Digital therapeutics may be up and coming, but they also have a long way to go before their mainstream treatment options, according to experts who spoke at the digital therapeutics deep dive at HIMSS18.
“This is going to be a completely new industry sector,” Pierre Leurent, CEO of Voluntis, said during the session. “It’s going to have very strong growth in the years to come and it’s going to be a very important sector, however it’s a sector that is still in its infancy.”
In fact, according to Reena Sangar, head of digital and connected health, at Ipsos Healthcare, many doctors have never heard of digital therapeutics.
“When we talked to doctors, before giving them any kind of definition, we simply asked ‘Have you heard the term?’, almost one in two say they haven’t,” she said.
Ipsos has conducted some preliminary research on the space, which Sangar shared at the event. That particular statistic came from interviews with 30 neurologists and 30 endocrinologists. Fifteen neurologists and 12 endocrinologists said they were unfamiliar with the term.
When Ipsos explained the term, they found healthy interest in using them, but more often as a companion to a drug than a standalone treatment. Specifically, neurologists were asked about a hypothetical VR product for chronic pain. Just 7 percent said they would use it on its own, 39 percent said they would use VR and drugs together, and 43 percent said they’d stick to drugs. For endocrinologists, asked about a digital app for diabetes treatment, 22 percent said they’d use a digital app, 27 percent said they’d use the app with a bolus insulin advisor, and 38 percent said they’d use conventional treatments.
“I think there’s an opportunity there,” Sangar said. “When you look at combined therapy, I think there’s a comfort level where people would be quite willing to try.”
The event included voices from the payer, pharma, and developer worlds, which underscored one message of the event — that in order to overcome the many barriers to adoption, digital therapeutics would need buy-in from many stakeholders.
“No single entity, whether it’s a payer, provider, care manager, retail pharmacy, is going to be able to transform healthcare by themselves,” Rahul Dubey, SVP of Innovation and Solutions at AHIP, said. “We’ve done a good job of educating the marketplace that it has to be collaborative innovation. It’s the only way to go.”

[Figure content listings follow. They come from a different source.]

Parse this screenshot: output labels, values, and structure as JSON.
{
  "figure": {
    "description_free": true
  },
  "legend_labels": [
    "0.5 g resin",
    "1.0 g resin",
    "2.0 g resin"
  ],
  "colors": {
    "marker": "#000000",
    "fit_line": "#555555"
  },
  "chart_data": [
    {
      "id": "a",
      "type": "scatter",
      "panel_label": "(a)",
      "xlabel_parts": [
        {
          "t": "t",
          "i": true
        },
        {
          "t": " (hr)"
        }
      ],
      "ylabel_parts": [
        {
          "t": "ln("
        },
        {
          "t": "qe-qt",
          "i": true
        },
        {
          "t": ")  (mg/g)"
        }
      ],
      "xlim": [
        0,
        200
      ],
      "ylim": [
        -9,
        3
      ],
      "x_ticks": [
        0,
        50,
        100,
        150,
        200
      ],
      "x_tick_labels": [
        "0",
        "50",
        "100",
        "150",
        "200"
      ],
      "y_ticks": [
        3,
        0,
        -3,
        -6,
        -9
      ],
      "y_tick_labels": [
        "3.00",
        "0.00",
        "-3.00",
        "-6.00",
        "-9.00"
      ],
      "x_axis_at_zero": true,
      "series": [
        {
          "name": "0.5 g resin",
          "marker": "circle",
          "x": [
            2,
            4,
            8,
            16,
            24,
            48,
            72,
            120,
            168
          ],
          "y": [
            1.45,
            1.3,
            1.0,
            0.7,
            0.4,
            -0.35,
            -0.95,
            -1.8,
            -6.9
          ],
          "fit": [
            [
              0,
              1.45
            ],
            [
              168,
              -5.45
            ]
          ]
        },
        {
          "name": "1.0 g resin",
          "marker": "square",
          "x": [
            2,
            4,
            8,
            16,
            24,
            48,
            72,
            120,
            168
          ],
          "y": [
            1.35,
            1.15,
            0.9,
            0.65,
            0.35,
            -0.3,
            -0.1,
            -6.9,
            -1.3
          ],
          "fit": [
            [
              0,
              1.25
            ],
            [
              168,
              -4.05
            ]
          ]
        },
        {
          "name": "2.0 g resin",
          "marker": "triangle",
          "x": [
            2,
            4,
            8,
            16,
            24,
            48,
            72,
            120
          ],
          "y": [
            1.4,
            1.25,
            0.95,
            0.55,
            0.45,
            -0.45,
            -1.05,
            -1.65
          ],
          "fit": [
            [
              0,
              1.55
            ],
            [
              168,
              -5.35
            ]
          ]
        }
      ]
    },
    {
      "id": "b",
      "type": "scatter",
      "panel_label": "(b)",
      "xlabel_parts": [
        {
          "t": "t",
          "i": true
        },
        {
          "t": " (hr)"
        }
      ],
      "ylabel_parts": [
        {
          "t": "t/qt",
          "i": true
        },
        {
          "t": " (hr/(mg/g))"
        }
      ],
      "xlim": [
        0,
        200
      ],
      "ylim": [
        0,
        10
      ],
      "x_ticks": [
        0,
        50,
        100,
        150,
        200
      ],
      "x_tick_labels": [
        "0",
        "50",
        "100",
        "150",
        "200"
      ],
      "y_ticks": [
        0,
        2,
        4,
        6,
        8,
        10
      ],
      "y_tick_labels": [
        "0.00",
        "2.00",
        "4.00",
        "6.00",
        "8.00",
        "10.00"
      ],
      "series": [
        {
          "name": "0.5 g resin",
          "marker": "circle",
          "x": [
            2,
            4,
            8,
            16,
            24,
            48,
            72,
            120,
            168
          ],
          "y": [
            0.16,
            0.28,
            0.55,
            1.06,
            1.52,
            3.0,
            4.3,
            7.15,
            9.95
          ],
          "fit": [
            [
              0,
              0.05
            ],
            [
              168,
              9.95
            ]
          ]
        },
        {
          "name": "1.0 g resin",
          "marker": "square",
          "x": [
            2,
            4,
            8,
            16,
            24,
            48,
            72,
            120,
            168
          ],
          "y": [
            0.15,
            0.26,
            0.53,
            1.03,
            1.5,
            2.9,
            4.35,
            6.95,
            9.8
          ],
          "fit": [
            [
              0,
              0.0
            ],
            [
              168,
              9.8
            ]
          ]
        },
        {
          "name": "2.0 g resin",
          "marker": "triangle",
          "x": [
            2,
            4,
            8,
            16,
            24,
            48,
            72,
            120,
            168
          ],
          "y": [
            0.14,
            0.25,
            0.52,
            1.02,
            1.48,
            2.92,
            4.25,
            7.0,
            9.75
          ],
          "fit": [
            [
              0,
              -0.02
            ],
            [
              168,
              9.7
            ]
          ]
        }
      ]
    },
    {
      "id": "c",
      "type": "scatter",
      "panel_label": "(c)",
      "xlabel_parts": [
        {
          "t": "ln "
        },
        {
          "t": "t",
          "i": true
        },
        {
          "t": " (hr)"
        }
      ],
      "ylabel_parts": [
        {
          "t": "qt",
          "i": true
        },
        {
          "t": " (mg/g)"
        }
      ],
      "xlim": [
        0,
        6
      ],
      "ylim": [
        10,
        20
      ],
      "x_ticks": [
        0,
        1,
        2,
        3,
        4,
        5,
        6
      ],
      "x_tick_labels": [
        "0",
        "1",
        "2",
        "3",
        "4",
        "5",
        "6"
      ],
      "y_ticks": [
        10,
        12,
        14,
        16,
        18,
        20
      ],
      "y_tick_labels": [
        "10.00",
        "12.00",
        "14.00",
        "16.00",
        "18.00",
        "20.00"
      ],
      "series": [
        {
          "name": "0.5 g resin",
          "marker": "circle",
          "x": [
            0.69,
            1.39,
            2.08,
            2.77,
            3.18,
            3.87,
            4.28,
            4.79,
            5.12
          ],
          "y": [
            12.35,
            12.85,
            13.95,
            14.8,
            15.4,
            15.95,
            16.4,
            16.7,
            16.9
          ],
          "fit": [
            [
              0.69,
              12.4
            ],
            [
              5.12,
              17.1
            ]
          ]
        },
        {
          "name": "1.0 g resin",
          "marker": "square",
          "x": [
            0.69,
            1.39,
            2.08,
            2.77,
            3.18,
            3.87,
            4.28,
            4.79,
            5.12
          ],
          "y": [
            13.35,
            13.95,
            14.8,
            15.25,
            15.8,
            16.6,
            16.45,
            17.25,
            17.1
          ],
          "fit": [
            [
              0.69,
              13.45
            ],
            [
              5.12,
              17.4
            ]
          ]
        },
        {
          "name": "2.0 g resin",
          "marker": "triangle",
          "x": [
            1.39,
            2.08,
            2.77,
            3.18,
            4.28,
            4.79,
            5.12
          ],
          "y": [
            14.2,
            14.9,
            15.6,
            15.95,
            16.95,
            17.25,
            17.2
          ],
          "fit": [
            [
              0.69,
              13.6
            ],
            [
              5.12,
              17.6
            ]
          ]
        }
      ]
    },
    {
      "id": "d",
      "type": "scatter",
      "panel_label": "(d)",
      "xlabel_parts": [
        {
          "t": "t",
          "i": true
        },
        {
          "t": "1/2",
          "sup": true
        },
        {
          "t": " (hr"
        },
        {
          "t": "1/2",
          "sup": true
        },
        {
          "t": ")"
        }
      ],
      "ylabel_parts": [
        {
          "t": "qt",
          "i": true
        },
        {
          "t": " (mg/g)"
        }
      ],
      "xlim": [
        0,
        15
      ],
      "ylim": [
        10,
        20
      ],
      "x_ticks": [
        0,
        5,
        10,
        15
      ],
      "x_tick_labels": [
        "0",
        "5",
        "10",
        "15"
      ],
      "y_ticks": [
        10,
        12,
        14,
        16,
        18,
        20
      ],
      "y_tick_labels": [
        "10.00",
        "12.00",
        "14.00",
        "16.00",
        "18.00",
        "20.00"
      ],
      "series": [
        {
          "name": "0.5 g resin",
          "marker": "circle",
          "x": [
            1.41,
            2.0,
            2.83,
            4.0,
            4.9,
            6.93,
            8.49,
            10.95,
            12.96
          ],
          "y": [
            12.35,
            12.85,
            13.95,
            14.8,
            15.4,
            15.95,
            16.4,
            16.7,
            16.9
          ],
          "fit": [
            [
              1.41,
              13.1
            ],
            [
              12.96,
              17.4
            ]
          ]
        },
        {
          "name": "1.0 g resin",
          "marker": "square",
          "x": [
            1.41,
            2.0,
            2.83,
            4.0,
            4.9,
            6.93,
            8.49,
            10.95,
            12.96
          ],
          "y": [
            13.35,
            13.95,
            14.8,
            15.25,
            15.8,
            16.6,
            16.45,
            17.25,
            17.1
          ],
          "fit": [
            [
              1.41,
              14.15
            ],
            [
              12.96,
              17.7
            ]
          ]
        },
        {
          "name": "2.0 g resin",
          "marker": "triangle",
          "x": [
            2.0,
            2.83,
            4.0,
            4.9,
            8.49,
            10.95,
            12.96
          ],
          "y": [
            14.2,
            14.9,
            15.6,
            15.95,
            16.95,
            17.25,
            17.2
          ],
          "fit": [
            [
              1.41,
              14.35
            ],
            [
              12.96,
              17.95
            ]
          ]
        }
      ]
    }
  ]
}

Challenges named by speakers included regulation, reimbursement, physician buy-in, and the need for more robust clinical evidence.
“It all starts with strong clinical evidence,” Vincent Balsamo, SVP of business development at Propeller Health, said. “That’s the foundation. When you get in front of a medical director, if you have strong clinical evidence, nobody questions if this makes things better for patients. That goes away. That’s not a hurdle. The hurdle is how do we operationalize it?”
Leurent talked about the unique regulatory and reimbursement challenges.
“Contrary to drugs or contrary to other medical devices, we have solutions that keep evolving all the time,” he said. “So the lifecycle of this product is unprecedentedly short. You can have a new version of the product every year on the market, versus a drug that can stay the same for like 10-plus years or medical devices that can stay like 4 or 5 years. So we must have much more agile frameworks to clear, as well as to pay for these technologies.”
For pharma, regulation is a problem in other ways, since the companies have very strict requirements about adverse event reporting that weren’t necessarily designed with remote monitoring in mind.
“One of the things we found is we got information about the patient that we didn’t want to know,” Yechiel Engelhard, head of global digital health and a VP at Teva Pharmaceuticals, said. “Before, any adverse effect was something that only the patient knew. So now we know about adverse effects the minute they happen.”
Engelhard said Teva has had to remove features from digital offerings out of a need to err on the side of low risk.
“We need to make hard decisions,” he said. “In the next couple of years you will see more and more drugs that are connected, which will allow us to add back those experience-based features when we have more information about what’s the actual risk like.”